Afghan Officials Say at Least 50 Died in Attack on Hospital

In addition, 24 people have been arrested in connection with the March 8 attack, including Afghan generals, according to Lt. Gen. Helaludin Helal, the country’s deputy minister of defense for strategic and intelligence affairs. The arrests were for a variety of charges including negligence, incompetence and complicity, General Helal said at a contentious news conference.

The news conference was called after Afghan news reports and social media accounts suggested that the casualty toll was actually in the hundreds; that three hospitalized Afghan generals were among those killed by the attackers; and that the minister of defense, Abdullah Habibi, had personally signed the V.I.P. vehicle pass that allowed the attackers to enter the heavily guarded hospital complex in a car packed with explosives and weapons.

The reports seemed to be fueled partly by contradictory government claims immediately after the attack that only two people had died, a number many officials stuck to even after personnel at the Ministry of Defense confirmed that at least 31 people were dead.

In addition, it took the authorities seven hours to quell the attack, leaving the armed insurgents prowling Sardar Daud Khan Hospital for hours, hunting down patients and medical staff members in the 400-bed facility, which is usually full or nearly so.

General Helal maintained that the news reports in general were distorted and incorrect, without getting into specifics. As the questioning grew heated, General Helal abruptly left, leaving the Defense Ministry spokesman, Maj. Gen. Dawlat Waziri, to take over.

General Waziri confirmed that officials were investigating the possibility that the attack was carried out by insiders, but he did not directly address assertions that doctors working at the hospital were involved. He did not identify the generals who were arrested, and did not say how many generals were arrested or what the charges were.

He confirmed that the attackers brought their vehicle, a red Toyota Corolla, into the hospital compound in Kabul using an official pass, which he described as “fake.”

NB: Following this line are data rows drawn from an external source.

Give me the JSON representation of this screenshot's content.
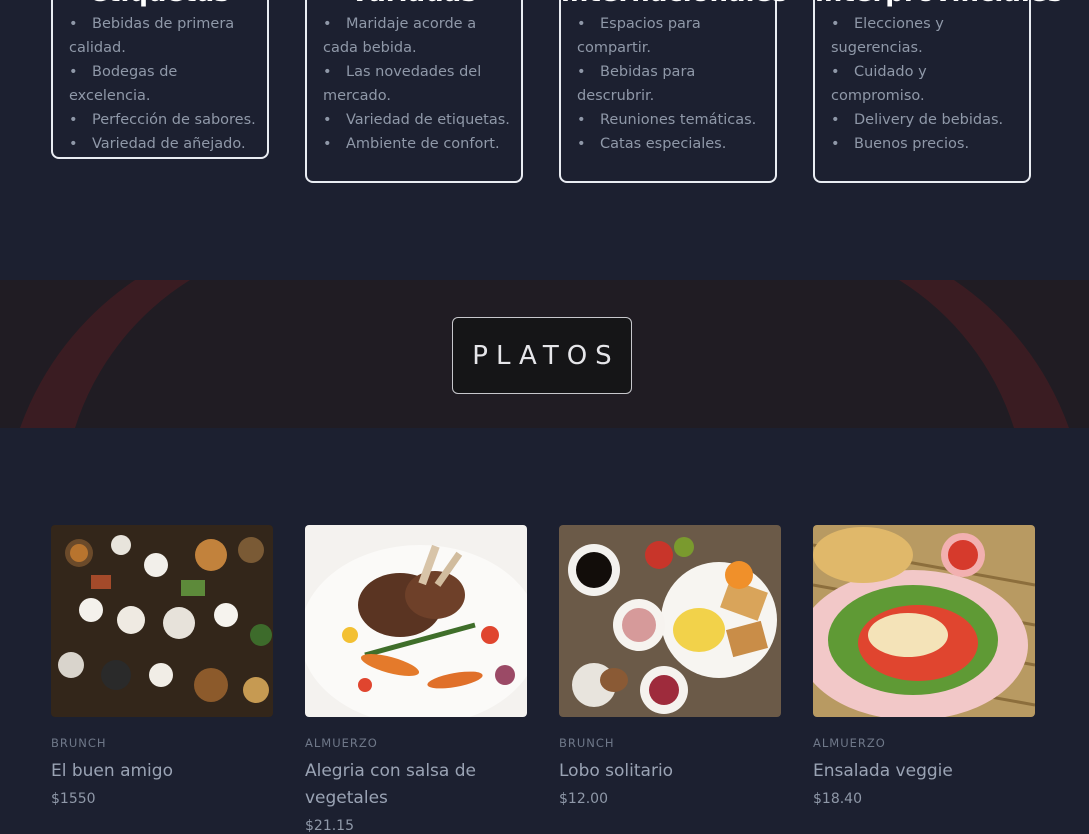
{
  "features": [
    {
      "title": "etiquetas",
      "items": [
        "Bebidas de primera calidad.",
        "Bodegas de excelencia.",
        "Perfección de sabores.",
        "Variedad de añejado."
      ]
    },
    {
      "title": "variadas",
      "items": [
        "Maridaje acorde a cada bebida.",
        "Las novedades del mercado.",
        "Variedad de etiquetas.",
        "Ambiente de confort."
      ]
    },
    {
      "title": "internacionales",
      "items": [
        "Espacios para compartir.",
        "Bebidas para descrubrir.",
        "Reuniones temáticas.",
        "Catas especiales."
      ]
    },
    {
      "title": "interprovinciales",
      "items": [
        "Elecciones y sugerencias.",
        "Cuidado y compromiso.",
        "Delivery de bebidas.",
        "Buenos precios."
      ]
    }
  ],
  "section": {
    "title": "PLATOS"
  },
  "dishes": [
    {
      "category": "BRUNCH",
      "name": "El buen amigo",
      "price": "$1550",
      "image": "brunch-table-photo"
    },
    {
      "category": "ALMUERZO",
      "name": "Alegria con salsa de vegetales",
      "price": "$21.15",
      "image": "lamb-chops-photo"
    },
    {
      "category": "BRUNCH",
      "name": "Lobo solitario",
      "price": "$12.00",
      "image": "breakfast-spread-photo"
    },
    {
      "category": "ALMUERZO",
      "name": "Ensalada veggie",
      "price": "$18.40",
      "image": "salad-plate-photo"
    }
  ],
  "colors": {
    "background": "#1c2030",
    "banner": "#201c23",
    "accent_arc": "#3f1d22"
  }
}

One of the five attackers detonated their explosives-laden car with a remote-controlled device as they entered the hospital grounds dressed in white medical clothing, according to the official accounts. They then carried out the attack using guns, grenades and suicide vests, at least one of which detonated.

The authorities said all five attackers were killed, but Afghans have widely questioned that assertion as well, and raised questions about whether wounded Taliban prisoners who had been in the hospital might have escaped.

The victims’ names have not been made public by the government, further fanning speculation about a higher death toll. Some names have emerged. One victim was Gen. Daud Askaryar, who recently retired after six years as head of the National Police Academy, according to his son, Mohammad Maroof Askaryar, who was visiting him at the time of the attack and hid in a bathroom to escape being killed. His father, he said, was stabbed to death through his oxygen tent in the intensive care unit.

“The number of those killed is way higher than 50,” said Jawed Kohistani, a former general who is a military analyst with wide connections among the Afghan security forces.

A retired general who is currently a member of Parliament, Nazifa Zaki, also disputed the official figure. “I believe 200 people were martyred in the hospital,” Ms. Zaki said. “This is what I heard from eyewitnesses and those who went to the hospital and funerals of the martyred.”

Much of the public ire has been directed at the country’s defense minister, General Habibi, a former Communist-era general appointed by President Ashraf Ghani, especially after reports that the general had signed the vehicle pass for the attackers.

Members of Parliament have derided General Habibi, who is 64, for apparently sleeping through official meetings in the middle of a war, charges backed up by photos posted on local social media posts showing him apparently dozing off on the job. One shows him sleeping next to Mr. Ghani at an official function.

“He should just go to a mosque and catch up on his sleep,” said Allah Gul Mujahid, another member of Parliament. “We need shrewd and active generals to lead the forces. This is not the place for him.”

Afghans were also critical of the country’s chief executive, Abdullah Abdullah, for posing for selfies with soldiers in front of the hospital immediately after the attack.

The furor over the military hospital attack has underscored public disenchantment with the coalition government. It has struggled for more than a year to agree on a defense minister, and is two years overdue on holding national elections for Parliament.

The military situation has steadily worsened in the meantime, with historically high casualties on the government side; more and more districts that are dominated by insurgents; and growing numbers of Afghans who have been displaced by fighting.

The Islamic State claimed on one of its websites that it was responsible for the hospital attack, while the Taliban denied any role. Government officials, however, have blamed the Taliban, and General Helal said “we cannot deny” that one of the attackers shouted, “Long live the Taliban.”

The Islamic State, also known as ISIS, has a relatively small number of fighters in Afghanistan, mostly in the eastern province of Nangarhar. And while their members have carried out attacks in Kabul — such as one last July at a protest that killed 80 people — the hospital assault was more complex and sophisticated than anything the group has done before in Afghanistan.